We stand. He looks. I step forward and put my hands on his shoulders, reach for his mouth with mine. His tongue is strong and slender and firm in my mouth. I suck it gently, part my lips as his arms go around me. One hand strays towards my breast, he’s not quite brave enough yet. We step back. Eyes. He comes to me this time, his hand solid on the small of my back, his mouth covering mine. I run my hand up the inside of his leg, stopping low enough so that he will think of me all night, cooking dinner, sleeping next to girlfriend.

Tomorrow, we go to the circus.

3 comments:

Anonymous said...

The whole post is deliciously erotic in subtle ways.

Fun read. Even hot and mega forward in subtle ways girls sometimes can’t land their casual sex target – despite chemistry!!

I just love the crystal image this evokes:

Power Girl eats pizza in a state of beatific observational glee as I move on Secret Scientist, Hairline Boy gives me sparkly eyes, and the hanger-on responds earnestly to my inquiries about her role in the chemical industry. What an image.

But this confused me:

I tell him my deal with Husband, that I have a lover, that I like being with new people.

You don’t HAVE a deal with husband do you? I thought you had debated/argued about open for years, but he'd always opposed it. I thought you told him once a couple of years ago “I can’t be and haven't been completely monogamous”, he hates that, but doesn’t want to lose you or divorce you over it. He believes (or pretends?) it isn’t so or isn't much. Isn’t that it - or did I miss something?

Anonymous said...

Mandy,

Please pass the popcorn and the gummy bears. I seem to be on the edge of my seat with bad, er, bated breath.


A. Reader, Esq.

Ps: At what point do the wandering minstrels enter the story?

Mandy said...

Thanks, Dex - I'm having a good time living it :)

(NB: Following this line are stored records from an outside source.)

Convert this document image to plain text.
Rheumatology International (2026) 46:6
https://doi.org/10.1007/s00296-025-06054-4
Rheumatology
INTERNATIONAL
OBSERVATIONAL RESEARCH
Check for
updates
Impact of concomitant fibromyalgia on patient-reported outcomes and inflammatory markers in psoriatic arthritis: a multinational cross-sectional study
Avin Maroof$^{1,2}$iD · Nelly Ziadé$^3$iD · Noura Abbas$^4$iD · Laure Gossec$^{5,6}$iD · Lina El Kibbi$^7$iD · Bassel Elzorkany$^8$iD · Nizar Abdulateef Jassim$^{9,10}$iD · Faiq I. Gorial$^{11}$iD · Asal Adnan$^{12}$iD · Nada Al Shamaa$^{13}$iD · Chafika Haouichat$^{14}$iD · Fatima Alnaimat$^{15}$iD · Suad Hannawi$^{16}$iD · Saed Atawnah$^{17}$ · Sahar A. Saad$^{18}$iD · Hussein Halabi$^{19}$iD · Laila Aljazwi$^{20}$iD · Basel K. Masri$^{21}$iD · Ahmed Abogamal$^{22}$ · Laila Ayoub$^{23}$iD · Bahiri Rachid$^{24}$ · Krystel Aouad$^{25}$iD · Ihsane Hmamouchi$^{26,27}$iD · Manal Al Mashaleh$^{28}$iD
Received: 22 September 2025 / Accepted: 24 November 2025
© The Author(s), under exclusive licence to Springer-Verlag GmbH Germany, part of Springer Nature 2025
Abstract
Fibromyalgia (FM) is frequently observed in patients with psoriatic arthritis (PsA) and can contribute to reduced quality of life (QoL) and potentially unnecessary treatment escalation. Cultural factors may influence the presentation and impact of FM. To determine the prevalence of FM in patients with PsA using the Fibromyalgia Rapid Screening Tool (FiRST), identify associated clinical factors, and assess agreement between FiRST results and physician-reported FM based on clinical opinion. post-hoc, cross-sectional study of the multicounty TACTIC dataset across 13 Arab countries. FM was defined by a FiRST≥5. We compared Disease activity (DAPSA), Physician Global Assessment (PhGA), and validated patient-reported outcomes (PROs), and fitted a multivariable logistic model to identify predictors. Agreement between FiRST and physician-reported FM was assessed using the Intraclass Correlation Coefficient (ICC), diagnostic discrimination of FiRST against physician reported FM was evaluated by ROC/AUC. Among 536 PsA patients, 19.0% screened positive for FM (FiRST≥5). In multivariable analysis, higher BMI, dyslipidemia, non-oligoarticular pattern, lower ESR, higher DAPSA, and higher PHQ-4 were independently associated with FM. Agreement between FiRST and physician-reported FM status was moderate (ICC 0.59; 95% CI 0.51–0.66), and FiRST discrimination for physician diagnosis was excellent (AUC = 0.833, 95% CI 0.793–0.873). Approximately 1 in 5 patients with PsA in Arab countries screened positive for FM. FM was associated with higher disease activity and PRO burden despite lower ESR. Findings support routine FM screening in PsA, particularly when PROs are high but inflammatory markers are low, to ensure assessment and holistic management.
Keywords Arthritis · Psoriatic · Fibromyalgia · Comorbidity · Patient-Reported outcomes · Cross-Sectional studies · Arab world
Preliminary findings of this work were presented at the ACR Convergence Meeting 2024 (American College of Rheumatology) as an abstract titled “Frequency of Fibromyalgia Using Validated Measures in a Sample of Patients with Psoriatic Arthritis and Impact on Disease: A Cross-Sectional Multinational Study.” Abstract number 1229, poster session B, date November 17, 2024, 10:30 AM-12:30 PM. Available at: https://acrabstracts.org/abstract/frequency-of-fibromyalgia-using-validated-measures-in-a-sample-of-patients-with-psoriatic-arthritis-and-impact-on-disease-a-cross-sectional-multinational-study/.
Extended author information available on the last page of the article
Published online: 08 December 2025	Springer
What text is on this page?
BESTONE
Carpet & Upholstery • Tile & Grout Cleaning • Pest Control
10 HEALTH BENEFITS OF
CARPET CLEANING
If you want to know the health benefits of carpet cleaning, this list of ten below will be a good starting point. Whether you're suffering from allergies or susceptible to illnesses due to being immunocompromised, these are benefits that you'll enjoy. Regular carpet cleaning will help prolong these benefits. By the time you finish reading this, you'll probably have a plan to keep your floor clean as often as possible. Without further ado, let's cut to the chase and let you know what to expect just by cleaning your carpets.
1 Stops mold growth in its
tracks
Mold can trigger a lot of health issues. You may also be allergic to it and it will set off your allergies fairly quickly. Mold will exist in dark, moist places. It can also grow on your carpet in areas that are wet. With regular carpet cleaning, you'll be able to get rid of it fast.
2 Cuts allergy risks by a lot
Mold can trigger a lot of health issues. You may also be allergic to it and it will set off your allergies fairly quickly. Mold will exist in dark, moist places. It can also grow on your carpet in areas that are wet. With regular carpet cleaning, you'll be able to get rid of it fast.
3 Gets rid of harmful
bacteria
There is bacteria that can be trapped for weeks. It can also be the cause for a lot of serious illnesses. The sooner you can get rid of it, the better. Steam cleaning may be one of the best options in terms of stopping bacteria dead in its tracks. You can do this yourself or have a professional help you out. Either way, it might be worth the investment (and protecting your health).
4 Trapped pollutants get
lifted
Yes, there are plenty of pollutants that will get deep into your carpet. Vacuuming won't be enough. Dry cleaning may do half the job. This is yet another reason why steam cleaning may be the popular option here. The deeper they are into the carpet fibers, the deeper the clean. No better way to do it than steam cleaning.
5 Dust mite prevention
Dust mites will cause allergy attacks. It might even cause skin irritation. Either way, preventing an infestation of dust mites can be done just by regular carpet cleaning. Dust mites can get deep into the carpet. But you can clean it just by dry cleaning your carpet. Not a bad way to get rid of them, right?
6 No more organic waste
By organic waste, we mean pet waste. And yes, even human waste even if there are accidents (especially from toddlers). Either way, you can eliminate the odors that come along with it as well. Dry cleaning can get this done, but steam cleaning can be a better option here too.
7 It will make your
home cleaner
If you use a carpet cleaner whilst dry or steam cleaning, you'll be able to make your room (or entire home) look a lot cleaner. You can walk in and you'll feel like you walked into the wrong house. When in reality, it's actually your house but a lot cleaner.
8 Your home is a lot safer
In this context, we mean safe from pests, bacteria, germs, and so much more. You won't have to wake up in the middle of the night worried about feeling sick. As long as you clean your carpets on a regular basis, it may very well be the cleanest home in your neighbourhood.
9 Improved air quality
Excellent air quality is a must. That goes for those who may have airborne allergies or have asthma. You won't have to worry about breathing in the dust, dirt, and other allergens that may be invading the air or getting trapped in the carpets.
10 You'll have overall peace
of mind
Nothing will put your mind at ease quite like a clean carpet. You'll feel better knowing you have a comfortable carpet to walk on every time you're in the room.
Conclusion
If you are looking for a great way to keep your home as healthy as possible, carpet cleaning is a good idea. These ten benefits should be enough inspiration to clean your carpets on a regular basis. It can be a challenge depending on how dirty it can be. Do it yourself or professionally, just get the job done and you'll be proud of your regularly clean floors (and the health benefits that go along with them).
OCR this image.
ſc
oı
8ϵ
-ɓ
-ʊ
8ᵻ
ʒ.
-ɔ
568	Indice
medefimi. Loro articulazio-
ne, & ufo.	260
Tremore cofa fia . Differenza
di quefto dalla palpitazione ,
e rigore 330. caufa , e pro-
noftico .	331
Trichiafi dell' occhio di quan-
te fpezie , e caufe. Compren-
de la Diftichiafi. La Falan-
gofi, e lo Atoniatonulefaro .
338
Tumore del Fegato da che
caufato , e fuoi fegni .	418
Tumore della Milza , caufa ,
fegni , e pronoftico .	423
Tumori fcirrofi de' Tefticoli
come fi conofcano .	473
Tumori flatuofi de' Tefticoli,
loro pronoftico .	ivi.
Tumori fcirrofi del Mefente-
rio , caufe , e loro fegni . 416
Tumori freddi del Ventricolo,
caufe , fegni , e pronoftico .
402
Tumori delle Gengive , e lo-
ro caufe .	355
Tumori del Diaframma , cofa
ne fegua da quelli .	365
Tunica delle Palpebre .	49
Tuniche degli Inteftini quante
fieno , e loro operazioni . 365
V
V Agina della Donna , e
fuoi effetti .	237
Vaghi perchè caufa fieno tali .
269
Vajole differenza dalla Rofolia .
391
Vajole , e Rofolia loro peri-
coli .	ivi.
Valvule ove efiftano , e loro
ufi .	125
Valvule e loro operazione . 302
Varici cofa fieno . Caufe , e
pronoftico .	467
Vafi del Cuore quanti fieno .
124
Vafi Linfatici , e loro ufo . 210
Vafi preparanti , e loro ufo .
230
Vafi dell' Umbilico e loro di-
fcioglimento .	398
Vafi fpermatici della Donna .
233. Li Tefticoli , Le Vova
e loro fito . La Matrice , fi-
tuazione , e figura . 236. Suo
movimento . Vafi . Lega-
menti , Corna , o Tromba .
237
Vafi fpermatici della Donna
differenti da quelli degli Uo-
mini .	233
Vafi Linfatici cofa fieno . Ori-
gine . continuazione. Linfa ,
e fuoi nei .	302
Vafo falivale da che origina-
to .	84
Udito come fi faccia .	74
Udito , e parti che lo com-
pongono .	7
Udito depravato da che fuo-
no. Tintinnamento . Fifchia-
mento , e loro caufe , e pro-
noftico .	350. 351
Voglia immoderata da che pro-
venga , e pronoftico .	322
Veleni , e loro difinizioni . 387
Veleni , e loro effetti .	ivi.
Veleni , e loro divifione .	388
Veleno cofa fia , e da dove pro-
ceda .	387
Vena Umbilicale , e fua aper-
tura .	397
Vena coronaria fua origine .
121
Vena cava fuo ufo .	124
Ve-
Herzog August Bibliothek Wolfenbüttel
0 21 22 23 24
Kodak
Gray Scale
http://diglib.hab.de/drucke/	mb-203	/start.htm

I do actually have a deal with Husband - I don't think it's crystal clear here in the blog, but he agrees that it's ok for me to sleep with other people as long as he doesn't have to know about it and our relationship doesn't feel different. I've told him that if he wants to know, I'll tell him whatever and how much he's comfortable with. So far, he prefers not to know.